Having finished our study of biblical preaching, we resume our devotions on 1 Timothy 5. To this point Paul has been laying the theological foundation of healthy church leadership, exhorting Timothy to devote himself to the gospel, the only message that saves (1:1–2:7; 3:14–16). This groundwork includes the requirements for elders and deacons and the reasons for limiting eldership, if not also the diaconate, to men (2:8–3:13). Paul has also explained the goodness of the created order against those who deny it (4:1–5).
Building on this framework, the apostle has also begun to give specific instructions for the conduct of ministry (vv. 6–16), and in today’s passage he continues to do so in directing young Timothy in how to deal with the older men in his congregation. Paul’s earlier letter to the Ephesians insists that believers obey the commandment to honor one’s parents (Eph. 6:1–3; see Ex. 20:12). He likely has this rule in mind as he guides Timothy in dealing with the senior men as Ephesus’ current pastor. Timothy needs to correct many of the elders (1 Tim. 1:3–4), but he must take into account their age as he addresses them (5:1). Paul is not absolutely forbidding hard words for older men if needed. “He does not wish old men to be spared or indulged in such a manner as to sin with impunity and without correction; he only wishes that some respect should be paid to their age, that they may more patiently bear to be admonished” (John Calvin).
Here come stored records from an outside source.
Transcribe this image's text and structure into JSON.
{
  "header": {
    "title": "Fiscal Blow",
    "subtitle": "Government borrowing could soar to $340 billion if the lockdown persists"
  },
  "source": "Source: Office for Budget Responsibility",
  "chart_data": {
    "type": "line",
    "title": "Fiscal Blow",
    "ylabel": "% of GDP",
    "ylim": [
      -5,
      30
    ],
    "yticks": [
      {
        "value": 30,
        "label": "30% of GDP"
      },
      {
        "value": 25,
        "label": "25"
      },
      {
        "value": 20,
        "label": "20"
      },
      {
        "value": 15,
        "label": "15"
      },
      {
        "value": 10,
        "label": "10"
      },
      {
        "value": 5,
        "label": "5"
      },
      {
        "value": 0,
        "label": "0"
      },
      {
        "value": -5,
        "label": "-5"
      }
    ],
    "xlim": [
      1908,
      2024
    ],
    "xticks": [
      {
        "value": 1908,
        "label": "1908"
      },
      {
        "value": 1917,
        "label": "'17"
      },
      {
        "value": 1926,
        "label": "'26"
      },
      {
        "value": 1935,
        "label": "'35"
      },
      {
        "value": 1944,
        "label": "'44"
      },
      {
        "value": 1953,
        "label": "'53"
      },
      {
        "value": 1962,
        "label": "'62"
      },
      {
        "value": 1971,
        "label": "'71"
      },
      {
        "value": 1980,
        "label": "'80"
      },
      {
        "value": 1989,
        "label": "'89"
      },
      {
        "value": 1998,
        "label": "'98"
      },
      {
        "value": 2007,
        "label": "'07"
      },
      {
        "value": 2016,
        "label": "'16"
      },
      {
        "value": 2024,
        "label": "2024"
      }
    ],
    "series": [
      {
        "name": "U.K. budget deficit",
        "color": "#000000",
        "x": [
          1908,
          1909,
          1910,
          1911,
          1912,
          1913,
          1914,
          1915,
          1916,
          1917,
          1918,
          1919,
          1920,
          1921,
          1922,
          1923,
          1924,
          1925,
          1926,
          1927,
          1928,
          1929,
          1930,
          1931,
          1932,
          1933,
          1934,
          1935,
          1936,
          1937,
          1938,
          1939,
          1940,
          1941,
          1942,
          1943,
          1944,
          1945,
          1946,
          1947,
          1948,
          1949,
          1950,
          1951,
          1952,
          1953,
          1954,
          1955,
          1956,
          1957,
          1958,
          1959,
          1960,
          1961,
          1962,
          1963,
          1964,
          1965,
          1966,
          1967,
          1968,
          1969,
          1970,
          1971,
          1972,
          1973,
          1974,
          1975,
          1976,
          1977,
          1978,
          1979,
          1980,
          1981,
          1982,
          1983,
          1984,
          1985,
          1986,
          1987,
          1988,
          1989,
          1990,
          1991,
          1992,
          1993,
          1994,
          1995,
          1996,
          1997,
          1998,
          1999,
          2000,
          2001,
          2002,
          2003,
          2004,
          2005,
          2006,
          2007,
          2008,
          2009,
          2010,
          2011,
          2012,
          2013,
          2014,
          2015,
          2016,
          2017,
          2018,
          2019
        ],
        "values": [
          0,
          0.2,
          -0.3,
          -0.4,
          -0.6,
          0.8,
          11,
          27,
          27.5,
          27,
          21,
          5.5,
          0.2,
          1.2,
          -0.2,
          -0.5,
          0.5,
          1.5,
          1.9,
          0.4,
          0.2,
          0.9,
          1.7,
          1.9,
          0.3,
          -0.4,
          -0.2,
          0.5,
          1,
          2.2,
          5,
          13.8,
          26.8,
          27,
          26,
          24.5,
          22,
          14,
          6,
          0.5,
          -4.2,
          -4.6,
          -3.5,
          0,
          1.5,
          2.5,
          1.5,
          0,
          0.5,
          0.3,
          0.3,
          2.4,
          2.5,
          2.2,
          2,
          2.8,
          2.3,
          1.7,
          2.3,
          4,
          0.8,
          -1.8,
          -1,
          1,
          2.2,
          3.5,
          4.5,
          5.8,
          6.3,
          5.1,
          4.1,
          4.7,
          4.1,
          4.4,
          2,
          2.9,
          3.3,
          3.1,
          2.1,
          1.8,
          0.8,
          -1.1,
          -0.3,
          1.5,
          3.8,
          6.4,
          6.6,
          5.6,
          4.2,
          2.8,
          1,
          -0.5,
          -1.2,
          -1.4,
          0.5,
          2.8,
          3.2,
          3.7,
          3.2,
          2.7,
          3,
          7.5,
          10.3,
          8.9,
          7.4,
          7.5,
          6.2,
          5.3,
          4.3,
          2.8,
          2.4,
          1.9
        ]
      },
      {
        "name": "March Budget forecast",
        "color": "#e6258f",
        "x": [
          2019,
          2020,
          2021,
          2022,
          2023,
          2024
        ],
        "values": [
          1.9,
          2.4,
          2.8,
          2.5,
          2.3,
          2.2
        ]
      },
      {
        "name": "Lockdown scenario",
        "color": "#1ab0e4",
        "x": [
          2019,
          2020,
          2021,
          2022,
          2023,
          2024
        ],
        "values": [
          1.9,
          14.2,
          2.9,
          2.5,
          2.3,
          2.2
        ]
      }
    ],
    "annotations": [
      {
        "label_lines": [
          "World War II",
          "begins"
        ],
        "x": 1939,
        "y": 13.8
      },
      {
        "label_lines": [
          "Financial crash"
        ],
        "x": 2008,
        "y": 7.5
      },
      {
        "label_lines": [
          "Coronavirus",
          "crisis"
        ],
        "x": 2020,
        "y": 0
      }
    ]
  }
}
Young men are tempted to think that their generation has all the answers and thereby deal inappropriately with older people. But the point here is that the younger pastor, if he is in the right, must not forget the deference and respect he owes his elders in such situations (Lev. 19:32). Unless the problems of character or doctrine are especially grievous, Timothy’s approach is to be one of gentle persuasion.
Timothy must love older men as fathers, seeking their restoration, not humiliation. Leo the Great, the fifth-century Roman bishop whose letter to the Council of Chalcedon helped to define orthodox Christology, wisely notes that “correction should be applied so as not to destroy charity” (ACCNT, vol. 9, p. 196).